Megachurches trading relevance for liturgical reverence?

“Old-school Catholic practices and traditions” are being increasingly used in American megachurches, reports America magazine (May 13). The article focuses on New Life Church in Colorado Springs, a prominent non-denominational megachurch that has recently embraced traditional liturgies as well as social justice work without evangelization. The church now recites the Nicene Creed and has communion at most of its services and locations. Members are taught about the liturgical calendar and the church has a home for homeless unwed mothers called Mary’s House. New Life concludes its services with a doxology—a hymn of praise to the Trinity—that most Catholics no longer use. Anna Keating writes that New Life is not alone in adopting more liturgical practices, as other megachurches, such as Matt Chandler’s Village Church in Texas, Willow Creek in Illinois, and Mars Hill in Grand Rapids, Michigan, have made similar changes [see August 2017 RW on how, at the same time, Catholic parishes have been borrowing megachurch techniques].

Mars Hill now limits its special effects in its services, replacing them with an altar, a homemade wooden cross, and altar cloths that are changed to match the liturgical season.
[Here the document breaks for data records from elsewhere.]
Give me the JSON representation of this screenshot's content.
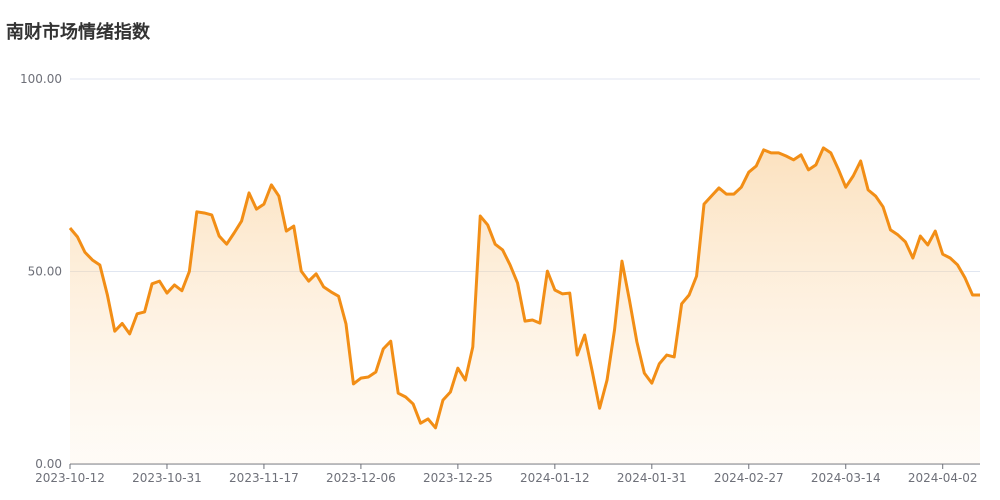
{
  "chart_data": {
    "type": "line",
    "title": "南财市场情绪指数",
    "categories": [
      "2023-10-12",
      null,
      null,
      null,
      null,
      null,
      null,
      null,
      null,
      null,
      null,
      null,
      null,
      "2023-10-31",
      null,
      null,
      null,
      null,
      null,
      null,
      null,
      null,
      null,
      null,
      null,
      null,
      "2023-11-17",
      null,
      null,
      null,
      null,
      null,
      null,
      null,
      null,
      null,
      null,
      null,
      null,
      "2023-12-06",
      null,
      null,
      null,
      null,
      null,
      null,
      null,
      null,
      null,
      null,
      null,
      null,
      "2023-12-25",
      null,
      null,
      null,
      null,
      null,
      null,
      null,
      null,
      null,
      null,
      null,
      null,
      "2024-01-12",
      null,
      null,
      null,
      null,
      null,
      null,
      null,
      null,
      null,
      null,
      null,
      null,
      "2024-01-31",
      null,
      null,
      null,
      null,
      null,
      null,
      null,
      null,
      null,
      null,
      null,
      null,
      "2024-02-27",
      null,
      null,
      null,
      null,
      null,
      null,
      null,
      null,
      null,
      null,
      null,
      null,
      "2024-03-14",
      null,
      null,
      null,
      null,
      null,
      null,
      null,
      null,
      null,
      null,
      null,
      null,
      "2024-04-02",
      null,
      null,
      null,
      null,
      null
    ],
    "series": [
      {
        "color": "#f28e16",
        "values": [
          61.3,
          59,
          55,
          53,
          51.7,
          44,
          34.5,
          36.5,
          33.8,
          39,
          39.5,
          46.8,
          47.5,
          44.4,
          46.5,
          45,
          50,
          65.5,
          65.2,
          64.7,
          59.2,
          57.1,
          60,
          63.1,
          70.4,
          66.2,
          67.5,
          72.5,
          69.6,
          60.5,
          61.8,
          50.1,
          47.5,
          49.4,
          46,
          44.7,
          43.6,
          36.4,
          20.8,
          22.3,
          22.6,
          23.9,
          29.9,
          31.9,
          18.4,
          17.4,
          15.6,
          10.6,
          11.7,
          9.4,
          16.6,
          18.7,
          24.9,
          21.8,
          30.4,
          64.4,
          62.1,
          57.1,
          55.6,
          51.7,
          47,
          37.1,
          37.4,
          36.6,
          50.1,
          45.2,
          44.2,
          44.4,
          28.3,
          33.5,
          24.2,
          14.5,
          21.8,
          34.8,
          52.7,
          42.6,
          31.7,
          23.6,
          21,
          26,
          28.3,
          27.8,
          41.6,
          43.9,
          48.8,
          67.5,
          69.6,
          71.7,
          70.1,
          70.1,
          71.9,
          75.8,
          77.4,
          81.6,
          80.8,
          80.8,
          80,
          79,
          80.3,
          76.4,
          77.7,
          82.1,
          80.8,
          76.6,
          71.9,
          74.8,
          78.7,
          71.2,
          69.6,
          66.8,
          60.8,
          59.5,
          57.7,
          53.5,
          59.2,
          56.9,
          60.5,
          54.5,
          53.5,
          51.7,
          48.3,
          43.9,
          43.9
        ]
      }
    ],
    "ylim": [
      0,
      100
    ],
    "yticks": [
      {
        "value": 0,
        "label": "0.00"
      },
      {
        "value": 50,
        "label": "50.00"
      },
      {
        "value": 100,
        "label": "100.00"
      }
    ],
    "grid": true
  }
}
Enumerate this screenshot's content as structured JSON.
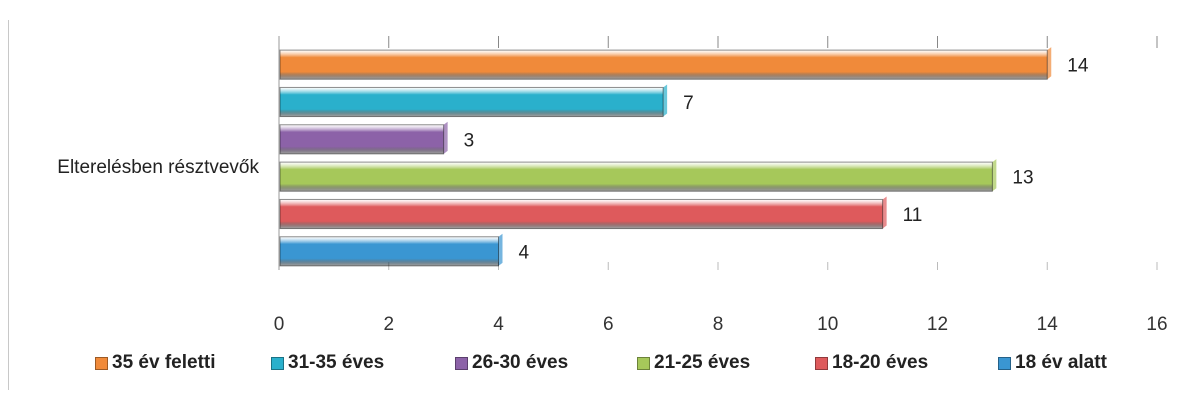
{
  "chart_data": {
    "type": "bar",
    "orientation": "horizontal",
    "categories": [
      "Elterelésben résztvevők"
    ],
    "series": [
      {
        "name": "35 év feletti",
        "values": [
          14
        ],
        "color": "#F08A3A"
      },
      {
        "name": "31-35 éves",
        "values": [
          7
        ],
        "color": "#2AB0CC"
      },
      {
        "name": "26-30 éves",
        "values": [
          3
        ],
        "color": "#8C62A8"
      },
      {
        "name": "21-25 éves",
        "values": [
          13
        ],
        "color": "#A6C85A"
      },
      {
        "name": "18-20 éves",
        "values": [
          11
        ],
        "color": "#DE5A5C"
      },
      {
        "name": "18 év alatt",
        "values": [
          4
        ],
        "color": "#3A96D2"
      }
    ],
    "xlim": [
      0,
      16
    ],
    "xticks": [
      0,
      2,
      4,
      6,
      8,
      10,
      12,
      14,
      16
    ],
    "data_labels": true,
    "grid": false,
    "legend_position": "bottom"
  }
}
Epiphany Church in Fort Worth, Texas, uses incense and candles every week and selects its scripture readings from the Revised Common Lectionary, with congregants reciting traditional responses like “The Word of the Lord” after such readings. The question is why megachurches, created for relevance to the non-churched, should be going down the liturgical path. Keating cites personal situations as partly leading to such changes. In New Life Church, a sexual scandal involving its leader, Ted Haggard, led to a rethinking of the need for relevance and the adoption of more traditional practices. She adds that the market- and niche-driven nature of megachurches has actually led to the adoption of such practices as alternatives to contemporary services. The downtown branch of New Life tends to attract people who feel burned out or turned off by services that do not emphasize theology and are seen as too shallow. Some of the changes have also originated in pastors’ “conversion” experiences to more liturgical Christianity, although Keating did not find many cases of megachurch pastors or members converting to Catholicism. She adds, however, that megachurch seeker services do serve as stepping-stones to more liturgical churches, such as Anglican, Presbyterian, and even Eastern Orthodox churches.